Silently Mostyn left the bed and took a seat on the broad sill of one of the windows overlooking the lawn.

"What will be the end?" he asked himself. "It can't go on like this. I am not man enough to stand it. If I were not afraid of death, I would—no, I wouldn't"—he glanced at the bed—"I am responsible for his being here. He is the flower of my corruption. God may desert him, but I won't. I will protect him, love him, pity him, care for him to the end."

A cold drop fell on his hand and trickled through his fingers. He was weeping.


CHAPTER IV

Saunders spent the end of that week on his plantation in the mountains. On Saturday morning he dropped in at Drake's to see Dolly. John Webb came to the door in response to his rap. He was quite unchanged. Even the clothes he was wearing had the same look as those he wore five years before.

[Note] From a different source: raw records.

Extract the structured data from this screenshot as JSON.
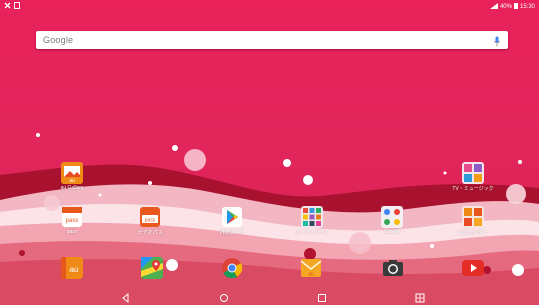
{
  "status_bar": {
    "right_text": "40%",
    "time": "15:30"
  },
  "search": {
    "logo": "Google"
  },
  "apps": [
    {
      "label": "au Gallery",
      "icon": "au-gallery-icon"
    },
    {
      "label": "TV・ミュージック",
      "icon": "tv-music-folder-icon"
    },
    {
      "label": "pass",
      "icon": "au-pass-icon"
    },
    {
      "label": "ビデオパス",
      "icon": "video-pass-icon"
    },
    {
      "label": "Playストア",
      "icon": "play-store-icon"
    },
    {
      "label": "ユーティリティ",
      "icon": "utility-folder-icon"
    },
    {
      "label": "Google",
      "icon": "google-folder-icon"
    },
    {
      "label": "auフォルダー",
      "icon": "au-folder-icon"
    }
  ],
  "dock": [
    {
      "icon": "au-app-icon"
    },
    {
      "icon": "maps-icon"
    },
    {
      "icon": "chrome-icon"
    },
    {
      "icon": "email-icon"
    },
    {
      "icon": "camera-icon"
    },
    {
      "icon": "youtube-icon"
    }
  ],
  "colors": {
    "wallpaper": "#e2265c",
    "wave_dark": "#a8122f",
    "wave_light": "#f4b8c2"
  }
}
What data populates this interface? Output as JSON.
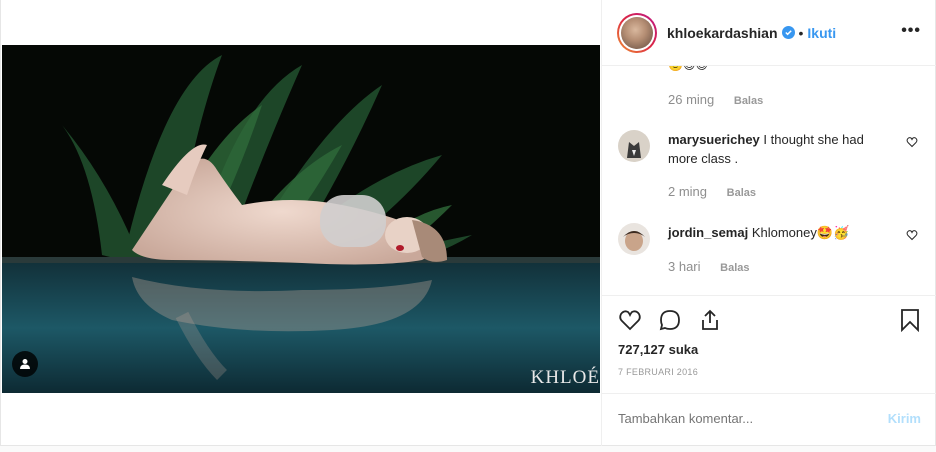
{
  "post": {
    "username": "khloekardashian",
    "separator": "•",
    "follow_label": "Ikuti",
    "more_label": "•••",
    "watermark": "KHLOÉ",
    "top_comment_emojis": "🙂😉😊",
    "top_comment_time": "26 ming",
    "top_comment_reply": "Balas",
    "comments": [
      {
        "username": "marysuerichey",
        "text": "I thought she had more class .",
        "time": "2 ming",
        "reply": "Balas"
      },
      {
        "username": "jordin_semaj",
        "text": "Khlomoney🤩🥳",
        "time": "3 hari",
        "reply": "Balas"
      }
    ],
    "likes": "727,127 suka",
    "date": "7 FEBRUARI 2016",
    "comment_placeholder": "Tambahkan komentar...",
    "post_label": "Kirim"
  },
  "colors": {
    "link_blue": "#3897f0",
    "post_disabled": "#b2dffc",
    "muted": "#8e8e8e"
  },
  "icons": [
    "user-tag-icon",
    "verified-badge-icon",
    "heart-icon",
    "comment-icon",
    "share-icon",
    "bookmark-icon",
    "more-icon"
  ]
}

"She ain't here," he said. "I seed 'er, with some books an' papers under 'er arm, headed for the schoolhouse just after breakfast. I reckon she's got some examples to work or compositions to write. They are fixin' for a' exhibition of some sort for the last Friday in this month. Dolly writes a big part o' the stuff the scholars read in public, an' you bet some of it is tiptop. When she is in a good humor she can compose a' article that will make a dog laugh. She is out o' sorts to-day."

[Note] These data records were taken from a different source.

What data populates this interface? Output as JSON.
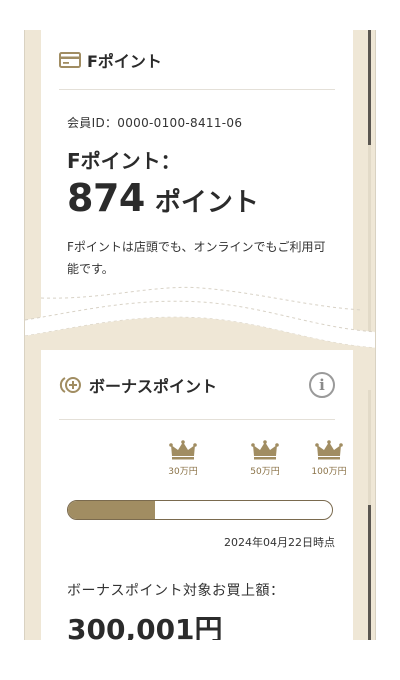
{
  "f_point_card": {
    "title": "Fポイント",
    "icon": "card-icon",
    "member_id": "会員ID：0000-0100-8411-06",
    "points_label": "Fポイント：",
    "points_value": "874",
    "points_unit": "ポイント",
    "note": "Fポイントは店頭でも、オンラインでもご利用可能です。"
  },
  "bonus_card": {
    "title": "ボーナスポイント",
    "icon": "bonus-plus-icon",
    "info_icon": "info-icon",
    "tiers": [
      {
        "label": "30万円",
        "icon": "crown-icon"
      },
      {
        "label": "50万円",
        "icon": "crown-icon"
      },
      {
        "label": "100万円",
        "icon": "crown-icon"
      }
    ],
    "progress_fraction": 0.33,
    "as_of": "2024年04月22日時点",
    "purchase_label": "ボーナスポイント対象お買上額：",
    "purchase_amount": "300,001円"
  },
  "colors": {
    "accent": "#a18d62",
    "background_frame": "#efe7d6",
    "tier_text": "#8b7348"
  }
}
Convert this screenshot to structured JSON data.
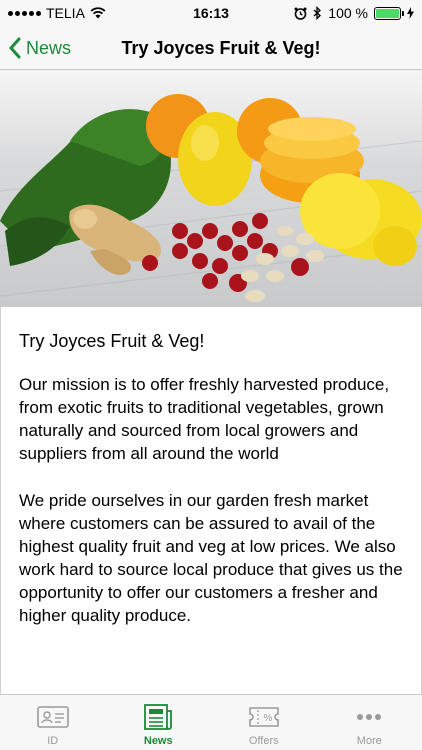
{
  "status_bar": {
    "carrier": "TELIA",
    "time": "16:13",
    "battery_percent": "100 %"
  },
  "nav": {
    "back_label": "News",
    "title": "Try Joyces Fruit & Veg!"
  },
  "article": {
    "title": "Try Joyces Fruit & Veg!",
    "paragraphs": [
      "Our mission is to offer freshly harvested produce, from exotic fruits to traditional vegetables, grown naturally and sourced from local growers and suppliers from all around the world",
      "We pride ourselves in our garden fresh market where customers can be assured to avail of the highest quality fruit and veg at low prices. We also work hard to source local produce that gives us the opportunity to offer our customers a fresher and higher quality produce."
    ]
  },
  "tabs": [
    {
      "label": "ID",
      "icon": "id-card-icon",
      "active": false
    },
    {
      "label": "News",
      "icon": "newspaper-icon",
      "active": true
    },
    {
      "label": "Offers",
      "icon": "offers-ticket-icon",
      "active": false
    },
    {
      "label": "More",
      "icon": "more-dots-icon",
      "active": false
    }
  ],
  "colors": {
    "accent": "#1a8a3a",
    "tab_inactive": "#9a9a9a",
    "battery": "#4cd964"
  }
}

"Oh, is that so?" Saunders was moving toward the gate. "Has anything gone wrong?"

"She is bothered about George," Webb answered. "It is first one thing and then another with her. George's crop is a failure this year and he is up to his neck in debt. On top o' that he wants to get married. You know him an' Ida Benson are crazy to get tied, and it was to come off in the fall, but George won't be able to buy a new shirt, to say nothin' of a whole outfit. The boy is awful downhearted, and so is his gal. Dolly busted out an' cried last night while George was a-talkin'. She says Ida will be the makin' of the boy, but they can't stir a peg as it is, for they hain't got a dollar betwixt 'em."